Sunday, January 16, 2011

Gnocchi Thank You!

Just because all the dishes are dirty doesn't mean the food's worth eating!
A little late this week with my French Fridays with Dorie post, in which I, along with a couple hundred other crazies, am cooking my way through Around My French Table by Dorie Greenspan.  This week:  Gnocchi a la Parisienne.

Right up front:  Fail.  Big time.  But you know how it is--the good dishes are all alike.  The bad ones are each interesting in their own way.  And away we go...
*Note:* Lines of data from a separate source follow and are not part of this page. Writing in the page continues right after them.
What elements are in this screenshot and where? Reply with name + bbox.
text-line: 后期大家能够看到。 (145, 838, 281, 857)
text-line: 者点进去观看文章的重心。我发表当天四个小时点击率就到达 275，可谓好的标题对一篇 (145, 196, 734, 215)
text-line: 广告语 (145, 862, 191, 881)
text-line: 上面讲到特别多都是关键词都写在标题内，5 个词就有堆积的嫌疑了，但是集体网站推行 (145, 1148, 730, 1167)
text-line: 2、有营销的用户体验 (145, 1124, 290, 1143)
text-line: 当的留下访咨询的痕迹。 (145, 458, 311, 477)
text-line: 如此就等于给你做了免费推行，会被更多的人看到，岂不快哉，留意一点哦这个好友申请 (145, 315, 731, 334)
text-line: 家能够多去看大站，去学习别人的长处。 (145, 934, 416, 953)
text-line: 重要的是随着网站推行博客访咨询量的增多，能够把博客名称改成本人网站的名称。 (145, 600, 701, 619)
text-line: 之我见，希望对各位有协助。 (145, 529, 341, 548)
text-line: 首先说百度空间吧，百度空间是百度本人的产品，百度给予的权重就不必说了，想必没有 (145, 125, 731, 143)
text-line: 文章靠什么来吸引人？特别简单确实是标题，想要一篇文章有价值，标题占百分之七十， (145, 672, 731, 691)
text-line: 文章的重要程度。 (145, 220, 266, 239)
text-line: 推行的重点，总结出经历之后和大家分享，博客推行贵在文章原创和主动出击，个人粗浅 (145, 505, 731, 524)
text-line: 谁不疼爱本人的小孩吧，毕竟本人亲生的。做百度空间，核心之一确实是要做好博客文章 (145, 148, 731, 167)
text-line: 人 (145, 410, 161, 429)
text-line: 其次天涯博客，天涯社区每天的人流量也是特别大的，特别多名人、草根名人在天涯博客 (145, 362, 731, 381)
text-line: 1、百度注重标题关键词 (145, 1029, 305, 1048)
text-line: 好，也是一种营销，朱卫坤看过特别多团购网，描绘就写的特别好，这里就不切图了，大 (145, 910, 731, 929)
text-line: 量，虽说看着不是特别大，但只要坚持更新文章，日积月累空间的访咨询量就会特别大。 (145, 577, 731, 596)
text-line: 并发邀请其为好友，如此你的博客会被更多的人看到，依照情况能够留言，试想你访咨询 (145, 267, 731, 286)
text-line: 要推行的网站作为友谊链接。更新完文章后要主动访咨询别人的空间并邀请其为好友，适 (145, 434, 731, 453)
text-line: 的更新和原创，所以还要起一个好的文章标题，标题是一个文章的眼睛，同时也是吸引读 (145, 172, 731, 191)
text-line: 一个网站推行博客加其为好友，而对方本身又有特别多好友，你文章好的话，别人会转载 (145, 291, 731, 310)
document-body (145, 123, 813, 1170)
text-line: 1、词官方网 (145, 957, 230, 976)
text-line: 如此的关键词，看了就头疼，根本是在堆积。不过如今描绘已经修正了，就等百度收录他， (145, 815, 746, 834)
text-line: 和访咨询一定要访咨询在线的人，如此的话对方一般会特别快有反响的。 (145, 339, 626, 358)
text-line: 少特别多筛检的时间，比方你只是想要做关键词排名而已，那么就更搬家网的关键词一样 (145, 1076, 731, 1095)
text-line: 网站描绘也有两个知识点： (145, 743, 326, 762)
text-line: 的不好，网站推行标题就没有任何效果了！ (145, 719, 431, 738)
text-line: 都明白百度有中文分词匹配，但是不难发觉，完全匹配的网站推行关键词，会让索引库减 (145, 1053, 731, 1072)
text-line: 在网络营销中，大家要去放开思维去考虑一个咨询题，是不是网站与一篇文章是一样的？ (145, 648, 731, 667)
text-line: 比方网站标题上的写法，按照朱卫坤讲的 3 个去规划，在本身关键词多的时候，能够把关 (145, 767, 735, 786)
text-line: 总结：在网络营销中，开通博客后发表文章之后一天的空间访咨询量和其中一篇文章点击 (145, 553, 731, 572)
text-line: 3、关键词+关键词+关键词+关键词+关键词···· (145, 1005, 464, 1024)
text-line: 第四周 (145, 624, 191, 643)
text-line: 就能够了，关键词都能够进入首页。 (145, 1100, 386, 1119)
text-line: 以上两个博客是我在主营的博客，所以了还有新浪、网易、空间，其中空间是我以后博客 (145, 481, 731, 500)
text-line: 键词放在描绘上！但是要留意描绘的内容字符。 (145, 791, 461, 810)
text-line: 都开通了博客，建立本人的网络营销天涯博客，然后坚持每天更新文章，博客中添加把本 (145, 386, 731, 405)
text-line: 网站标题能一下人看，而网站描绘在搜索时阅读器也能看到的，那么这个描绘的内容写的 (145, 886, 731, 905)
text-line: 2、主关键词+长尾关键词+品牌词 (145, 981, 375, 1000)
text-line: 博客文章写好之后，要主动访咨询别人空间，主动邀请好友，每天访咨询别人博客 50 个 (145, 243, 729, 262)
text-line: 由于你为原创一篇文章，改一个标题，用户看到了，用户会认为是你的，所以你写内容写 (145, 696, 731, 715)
Wow!  Need to use a filter on these pictures...my beater is white!
This is a two-part dish.  The "gnocchi" are really a pate a choux, the same dough used in the gougeres and cream puffs and eclairs.  Here is the glossy dough.  Can you hear it?  It's saying, "Make the pastry cream!  Ganache, too! We'll be ready!" Sadly, though, it was not to be.  The gnocchi are made by dropping little pieces of the dough in hot salted water for a few minutes, like pasta, and then scooping them out to dry.  I tasted one.  It was a little doughy, with a cooked exterior.  Then I had to taste several more, and even though they were oddly habit forming I can't say they were good.  Rather what a boiled flat cream puff ought to taste like.

The little gnocchi are coated with the second part of the dish, the bechamel.  Bechamel is one of the classic four mother sauces and is made by making a paste of flour and butter, cooking it, and then adding hot milk.  Then I added nutmeg, salt and pepper.  It was very, very thick, more like a paste or goo than an actual sauce.  I don't think that was right but I figured I'd take a chance.
Run away, little gnocchi!  The Bechamel is coming!
Here is a picture of the gnocchi being attacked covered by the blob of bechamel.  This dish was not looking good.  I forged ahead.  At this point about 3/4 of the pots that I own were dirty, so why not?  (This is one of the recipes that makes it obvious that Dorie has someone else cleaning her dishes.)  So there was a topping of cheese, grated Emmentaler and Parmesan in my case.  And a further dotting of butter. 

Just out of the oven,  lovely!  Dorie called it kind of a French version of mac-and-cheese, comfort food.  But I found it heavy, too rich and a sad waste of choux paste.  As for the kids, J loved it, but he loves almost everything.  D was lukewarm on it, while for M and P one bite was plenty.  And Bill, he just said, "That was the most complicated macaroni and cheese I've ever seen." 

No gnocchi in our future.  But that's what this FFwD is all about, stepping outside my comfort zone.  I think very little of this was due to the my cooking; it just wasn't the kind of food we like.  What do we like?  How about this mac and cheese recipe, for starters.  Oh, and it all goes down better with a Winter Mojito.  Cheers!

2 comments:

Mary Prather said...

I'm proud of you for trying, and especially for dirtying all those pots. I would have needed a sedative after that. You need to watch Julie and Julia!!! Forge on.

Elaine said...

Hi, Cheryl. Thank you for stopping by! I thought this tasted better the next night, but yes, it won't replace macaroni 'n cheese in our house either. I am looking forward to making the mousse cake this week.